# Dropping from 40 PAR to 20?



## Doc7 (Feb 27, 2017)

Hello all,

As per this thread from 18 months ago https://www.aquaticplantcentral.com/forumapc/lighting/132938-lighting-40b-two-stingrays.html i am running 2 Stingrays on a 40B tank. Using 1 layer of window screen I am running 40 PAR on bare substrate at the bottom. I am moderately planted with floating plants on 15% of tank surface (can't really get more due to surface flow characteristics, nor do I want more as I don't like floating plants much anyway)

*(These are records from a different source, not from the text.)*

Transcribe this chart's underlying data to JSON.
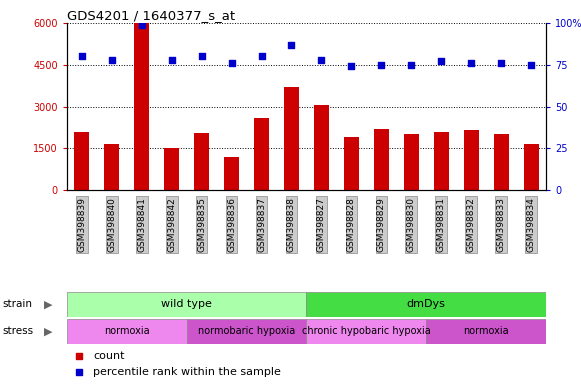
{
  "title": "GDS4201 / 1640377_s_at",
  "samples": [
    "GSM398839",
    "GSM398840",
    "GSM398841",
    "GSM398842",
    "GSM398835",
    "GSM398836",
    "GSM398837",
    "GSM398838",
    "GSM398827",
    "GSM398828",
    "GSM398829",
    "GSM398830",
    "GSM398831",
    "GSM398832",
    "GSM398833",
    "GSM398834"
  ],
  "counts": [
    2100,
    1650,
    6000,
    1500,
    2050,
    1200,
    2600,
    3700,
    3050,
    1900,
    2200,
    2000,
    2100,
    2150,
    2000,
    1650
  ],
  "percentiles": [
    80,
    78,
    99,
    78,
    80,
    76,
    80,
    87,
    78,
    74,
    75,
    75,
    77,
    76,
    76,
    75
  ],
  "bar_color": "#cc0000",
  "dot_color": "#0000cc",
  "ylim_left": [
    0,
    6000
  ],
  "ylim_right": [
    0,
    100
  ],
  "yticks_left": [
    0,
    1500,
    3000,
    4500,
    6000
  ],
  "yticks_right": [
    0,
    25,
    50,
    75,
    100
  ],
  "strain_groups": [
    {
      "label": "wild type",
      "start": 0,
      "end": 8,
      "color": "#aaffaa"
    },
    {
      "label": "dmDys",
      "start": 8,
      "end": 16,
      "color": "#44dd44"
    }
  ],
  "stress_colors_alt": [
    "#ee88ee",
    "#cc55cc"
  ],
  "stress_groups": [
    {
      "label": "normoxia",
      "start": 0,
      "end": 4,
      "color": "#ee88ee"
    },
    {
      "label": "normobaric hypoxia",
      "start": 4,
      "end": 8,
      "color": "#cc55cc"
    },
    {
      "label": "chronic hypobaric hypoxia",
      "start": 8,
      "end": 12,
      "color": "#ee88ee"
    },
    {
      "label": "normoxia",
      "start": 12,
      "end": 16,
      "color": "#cc55cc"
    }
  ],
  "legend_count_label": "count",
  "legend_pct_label": "percentile rank within the sample",
  "tick_bg_color": "#cccccc"
}
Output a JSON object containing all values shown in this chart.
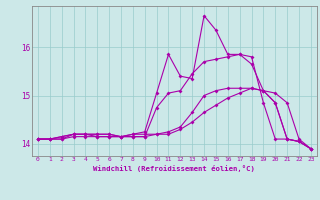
{
  "xlabel": "Windchill (Refroidissement éolien,°C)",
  "bg_color": "#cce8e8",
  "line_color": "#aa00aa",
  "grid_color": "#99cccc",
  "axis_color": "#888888",
  "xlim": [
    -0.5,
    23.5
  ],
  "ylim": [
    13.75,
    16.85
  ],
  "xticks": [
    0,
    1,
    2,
    3,
    4,
    5,
    6,
    7,
    8,
    9,
    10,
    11,
    12,
    13,
    14,
    15,
    16,
    17,
    18,
    19,
    20,
    21,
    22,
    23
  ],
  "yticks": [
    14,
    15,
    16
  ],
  "line1_x": [
    0,
    1,
    2,
    3,
    4,
    5,
    6,
    7,
    8,
    9,
    10,
    11,
    12,
    13,
    14,
    15,
    16,
    17,
    18,
    19,
    20,
    21,
    22,
    23
  ],
  "line1_y": [
    14.1,
    14.1,
    14.15,
    14.2,
    14.2,
    14.2,
    14.2,
    14.15,
    14.2,
    14.25,
    15.05,
    15.85,
    15.4,
    15.35,
    16.65,
    16.35,
    15.85,
    15.85,
    15.65,
    15.1,
    15.05,
    14.85,
    14.1,
    13.9
  ],
  "line2_x": [
    0,
    1,
    2,
    3,
    4,
    5,
    6,
    7,
    8,
    9,
    10,
    11,
    12,
    13,
    14,
    15,
    16,
    17,
    18,
    19,
    20,
    21,
    22,
    23
  ],
  "line2_y": [
    14.1,
    14.1,
    14.15,
    14.2,
    14.2,
    14.2,
    14.2,
    14.15,
    14.15,
    14.15,
    14.75,
    15.05,
    15.1,
    15.45,
    15.7,
    15.75,
    15.8,
    15.85,
    15.8,
    14.85,
    14.1,
    14.1,
    14.05,
    13.9
  ],
  "line3_x": [
    0,
    1,
    2,
    3,
    4,
    5,
    6,
    7,
    8,
    9,
    10,
    11,
    12,
    13,
    14,
    15,
    16,
    17,
    18,
    19,
    20,
    21,
    22,
    23
  ],
  "line3_y": [
    14.1,
    14.1,
    14.1,
    14.2,
    14.2,
    14.15,
    14.15,
    14.15,
    14.2,
    14.2,
    14.2,
    14.25,
    14.35,
    14.65,
    15.0,
    15.1,
    15.15,
    15.15,
    15.15,
    15.1,
    14.85,
    14.1,
    14.05,
    13.9
  ],
  "line4_x": [
    0,
    1,
    2,
    3,
    4,
    5,
    6,
    7,
    8,
    9,
    10,
    11,
    12,
    13,
    14,
    15,
    16,
    17,
    18,
    19,
    20,
    21,
    22,
    23
  ],
  "line4_y": [
    14.1,
    14.1,
    14.1,
    14.15,
    14.15,
    14.15,
    14.15,
    14.15,
    14.15,
    14.15,
    14.2,
    14.2,
    14.3,
    14.45,
    14.65,
    14.8,
    14.95,
    15.05,
    15.15,
    15.1,
    14.85,
    14.1,
    14.05,
    13.9
  ]
}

I am thinking of adding a second layer of window screen to drop my PAR to 20 at the bare substrate level. I am sick of algae on the glass and stringy green algae on my plants which I have been dealing with for many months now. I dose 10 ML of Metricide and dose almost a full EI Regimen, both of which exceeds typical "low tech tank" regimens, and still haven't knocked out the algae. Only thing I can think to do is reduce light. What do you think?


----------



## hoppycalif (Apr 7, 2005)

Do you use any CO2? DIY CO2 works fine on tanks with less than medium light, and it works even better if you also use Metricide/Excel. I am using a pair of 2L bottles generating DIY CO2, with yeast/sugar. I have only 1/4 tsp of yeast and one cup of sugar per bottle. They last more than 3 weeks each between re-starting them, at staggered times. My light is around 30-40 PAR.


----------



## tiger15 (Apr 9, 2017)

40 PAR in a bare substrate tank is medium light, and with plant shading, it will cut PAR even further to low light regime. I don’t see any benefit of cutting PAR by half with window screen as there is barely any light left for growing any plants.

I think your algae issue has nothing to do with light intensity, but something else out of balance. Perhaps dosing full EI is too much for a low tech medium light set up. How are your floaters doing. If they look sick, something is out of balance in your water column as floaters can get plenty of CO2 from air.


----------